Sin embargo, ahí sigue, reproducido hasta el cansancio, tatuado en las nostalgias de millones, canonizado por la industria cultural como el “Chaplin latinoamericano”, cuando lo único que tenían en común era la estatura; Chaplin incomodaba; Cantinflas jugaba con el sinsentido político y las barreras del lenguaje; pero Chespirito no hacía nada, solo decoraba la precariedad. El mito borra la historia, vacía el lenguaje, naturaliza lo cultural y lo deja inocuo, como un tótem de papel que se deshace con el puro peso de su existencia. Chespirito fue el gran mito televisivo de un México que aprendió a reír con lo que debería haberle despertado una furia revolucionaria.

La pregunta, entonces, no es si Chespirito fue un genio. La pregunta es: ¿por qué se insiste en creer que lo fue?

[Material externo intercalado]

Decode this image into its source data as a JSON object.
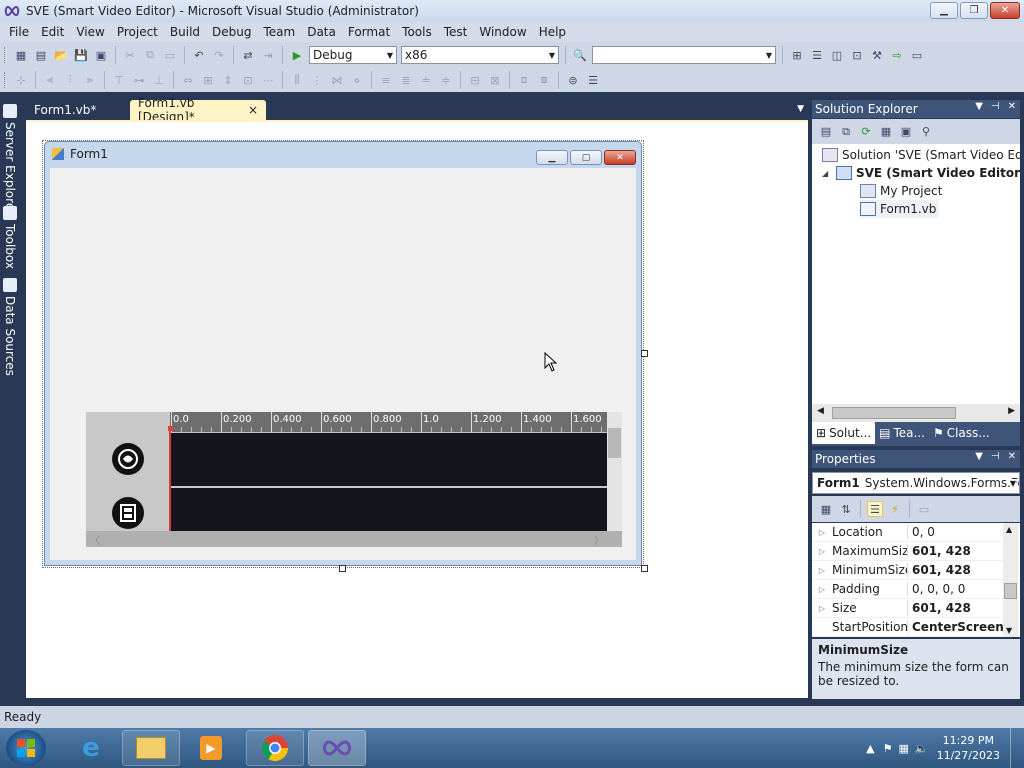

Tal vez porque aceptar lo contrario implicaría admitir que crecimos riendo de un chiste amargo. Que la ternura que nos salvaba de niños era en realidad una forma más de anestesia, que lo que parecía inocente era parte de un engranaje mucho más grande, diseñado para que jamás preguntáramos por qué el Chavo se escondía en la oscuridad del fondo de un barril… ni por qué México entero, tantas veces, también.